Selim’in kavuğu üç başı örttü mü meçhul, ama kâfirler birleştiler. Osmanlı donanmasını İnebahtı’da yaktılar. Mevsim sonbahardı, Akdeniz’deki Osmanlı limanlarını talan etme işini ertesi bahara erteleyip, İspanya kıyılarına çekildiler. Sonrasını ilkokul kitaplarından hatırlarsınız, yelkenleri atlastan, halatları ibrişimden olmasa da, bir kış içinde yepyeni bir donanma yapıldı. Kutsal İttifak, baharla birlikte yeni donanmayı Akdeniz’de görünce barış istemek zorunda kaldı.
Buna benzer bir şeyler oldu zannediyorsunuz değil mi? Ne kadar safsınız.
***
Aktüel konularla uğraşırken, bizim akıllı çocukların vakti elvermiyor. Yoksa tarihi elden geçirmeye bir fırsat bulsalar, İnebahtı’nın arka planında neler döndüğünü de aydınlatılırlardı bir güzel.
Onlar meşgul, ben yardımcı olayım. Uluç Ali Müezzinzade’nin yerine Kaptan-ı Derya olmak, Sokollu da potansiyel rakip olarak gördüğü Müezzinzade’den kurtulmak istiyordu. Donanma da yaşlanmıştı, yenilenmesi lazımdı. İkili kafa kafaya verdiler, donanmanın İnebahtı’da kıstırılmasını tezgâhladılar.
Ardından öyle bir anlaşmaya zorladılar ki Kutsal İttifak’ı, neredeyse iki yüzyıl sonra Voltaire, “bu anlaşmayı gören de İnebahtı’da Osmanlı kazandı zanneder” demişti. Voltaire bir tuhaflık sezmişti. Ama işte o kadar. Donanmasını yenilemenin bütün maliyetini Kutsal İttifak’a yıkmak kastıyla, Osmanlı’nın büyük bir dolap çevirdiğini kavrayamamıştı garibim.
Akıl edememişti, koskoca Osmanlı, o dönemin ABD’si yani, bir menfaati olmasa donanmasını üç beş çapulcuya yaktırır mı? Yaktırmaya gönlü olmasa, Ekim ayında donanmasını Adriyatik’te yatırmaya kalkar mı? Aradan Uluç Ali sıyrılıp çıkabilir mi?
Filan.
***
Saçma mı buldunuz? Tastamam bu akıl yürütmelerle WikiLeaks’ler filan açıklanıyor, neden saçma bulmuyorsunuz?

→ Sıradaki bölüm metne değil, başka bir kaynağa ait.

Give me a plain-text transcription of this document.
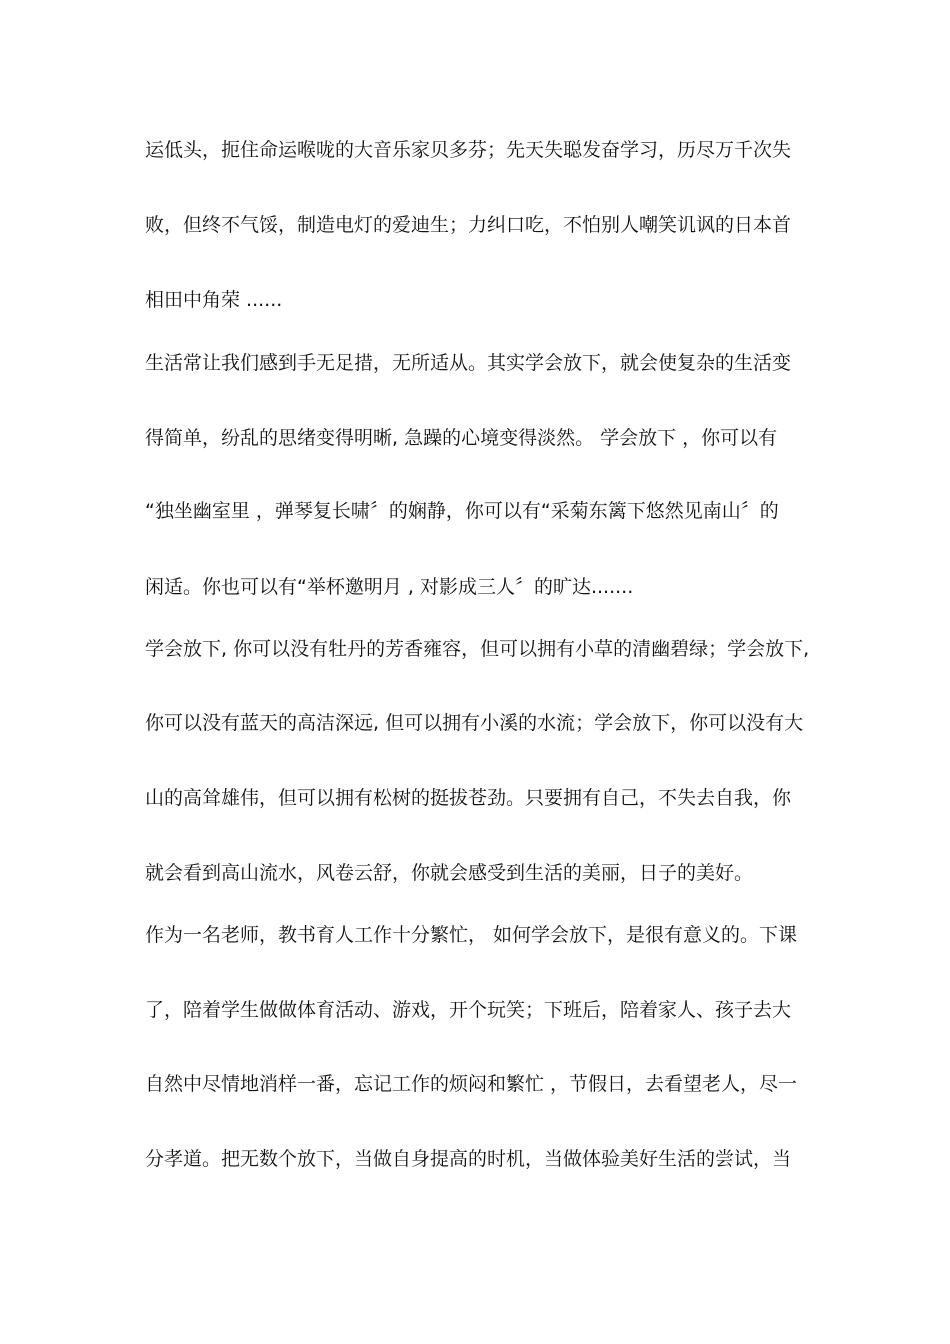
运低头，扼住命运喉咙的大音乐家贝多芬；先天失聪发奋学习，历尽万千次失
败，但终不气馁，制造电灯的爱迪生；力纠口吃，不怕别人嘲笑讥讽的日本首
相田中角荣 ......
生活常让我们感到手无足措，无所适从。其实学会放下，就会使复杂的生活变
得简单，纷乱的思绪变得明晰, 急躁的心境变得淡然。 学会放下 ，你可以有
“独坐幽室里 ，弹琴复长啸〞的娴静，你可以有“采菊东篱下悠然见南山〞的
闲适。你也可以有“举杯邀明月 , 对影成三人〞的旷达.......
学会放下, 你可以没有牡丹的芳香雍容，但可以拥有小草的清幽碧绿；学会放下,
你可以没有蓝天的高洁深远, 但可以拥有小溪的水流；学会放下，你可以没有大
山的高耸雄伟，但可以拥有松树的挺拔苍劲。只要拥有自己，不失去自我，你
就会看到高山流水，风卷云舒，你就会感受到生活的美丽，日子的美好。
作为一名老师，教书育人工作十分繁忙， 如何学会放下，是很有意义的。下课
了，陪着学生做做体育活动、游戏，开个玩笑；下班后，陪着家人、孩子去大
自然中尽情地消样一番，忘记工作的烦闷和繁忙 ，节假日，去看望老人，尽一
分孝道。把无数个放下，当做自身提高的时机，当做体验美好生活的尝试，当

Öyle bir ABD ki, dolara bir dokunuyor, başını kaldıranın defterini dürüyor. Rakiplerini devirmek için en akla gelmeyecek işi yapıyor, kendi piyasalarını vuruyor. Siz rey kullanıyorsunuz ama Başbakanınızı ABD seçiyor. Seçtiği adam canını sıkarsa, münasip bir Pazar günü bir darbe tezgâhlıyor, hesabını görüyor. Canını sıkmazsa, aynı Pazar günü bir darbe tezgâhlıyor, petrol fiyatlarını hoplatıyor. Böylece düşmanlarını hizaya getirip, müttefiklerine gözdağı veriyor. Derken, bazı belgeleri WikiLeaks’e sızdırıyor, kim bilir hangi şeytani kurgu için dünyayı maniple ediyor…

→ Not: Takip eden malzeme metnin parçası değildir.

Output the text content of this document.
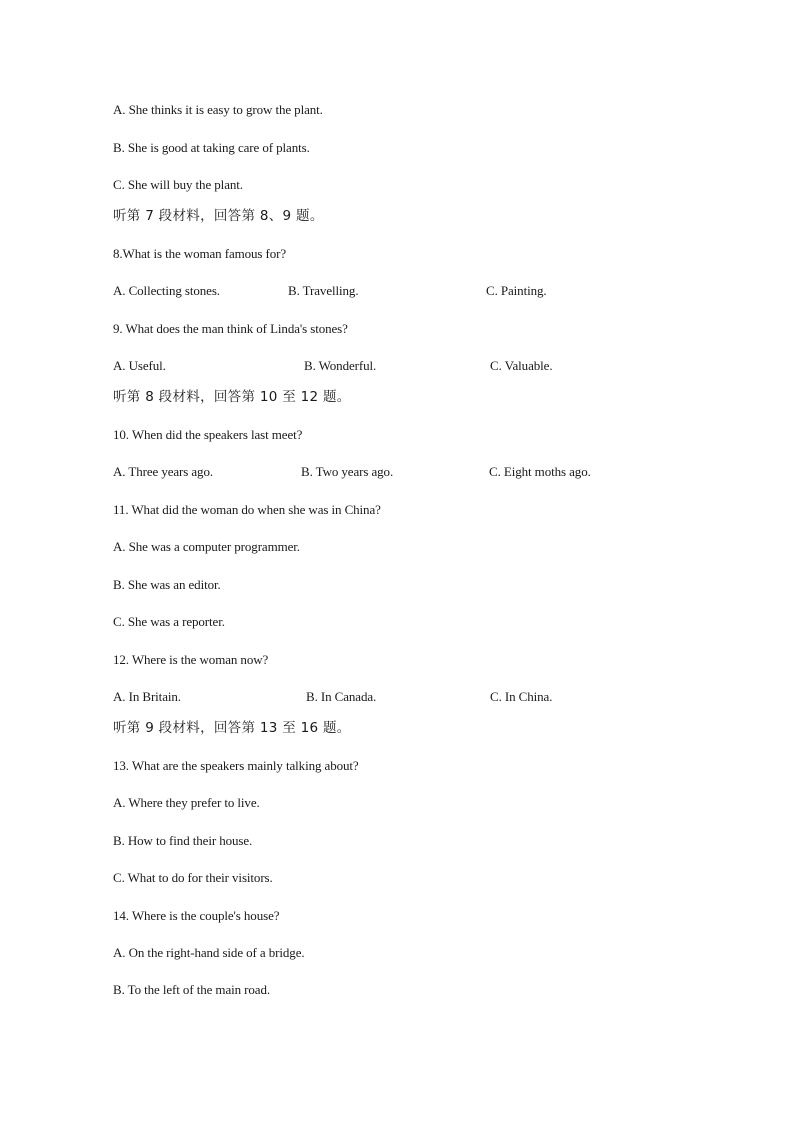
A. She thinks it is easy to grow the plant.
B. She is good at taking care of plants.
C. She will buy the plant.
听第 7 段材料，回答第 8、9 题。
8.What is the woman famous for?
A. Collecting stones.	B. Travelling.	C. Painting.
9. What does the man think of Linda's stones?
A. Useful.	B. Wonderful.	C. Valuable.
听第 8 段材料，回答第 10 至 12 题。
10. When did the speakers last meet?
A. Three years ago.	B. Two years ago.	C. Eight moths ago.
11. What did the woman do when she was in China?
A. She was a computer programmer.
B. She was an editor.
C. She was a reporter.
12. Where is the woman now?
A. In Britain.	B. In Canada.	C. In China.
听第 9 段材料，回答第 13 至 16 题。
13. What are the speakers mainly talking about?
A. Where they prefer to live.
B. How to find their house.
C. What to do for their visitors.
14. Where is the couple's house?
A. On the right-hand side of a bridge.
B. To the left of the main road.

Her şeye gücü yetiyor. Neyin kendi menfaatine olduğunu da şaşmaz bir hassasiyetle biliyor. Yine de, nedendir bilinmez, ikide bir entrika çevirmeyi gerektirmeyen bir dünya inşa edivermiyor. Üstelik bütün bu ince işleri, kahvehane dedikodularını başkentlerine istihbarat diye geçen bu gevşek, laubali diplomatlar ve o diplomatları seçip yetiştiren hariciye servisi marifetiyle beceriyor.
***
Şeyh uçmaz, yaptığı her şeyde bir keramet vehmeden müritleri uçurur. ABD de uçmaz. Yeryüzünde olan her şeyde ABD parmağı arayanlar ile, ABD’nin yaptığı her şeyde bir keramet vehmedenler, uçuruyor. Yani, dünyanın okumuş yazmışlarının kahir ekseriyeti… Sorsanız, çoğu ABD’ye karşı olduğunu zanneder üstelik.
Bu kadar iştiyakla uçuranları olmasa, böyle laçka bir hariciyesi olan hangi devlet olsa, bir haftada batar.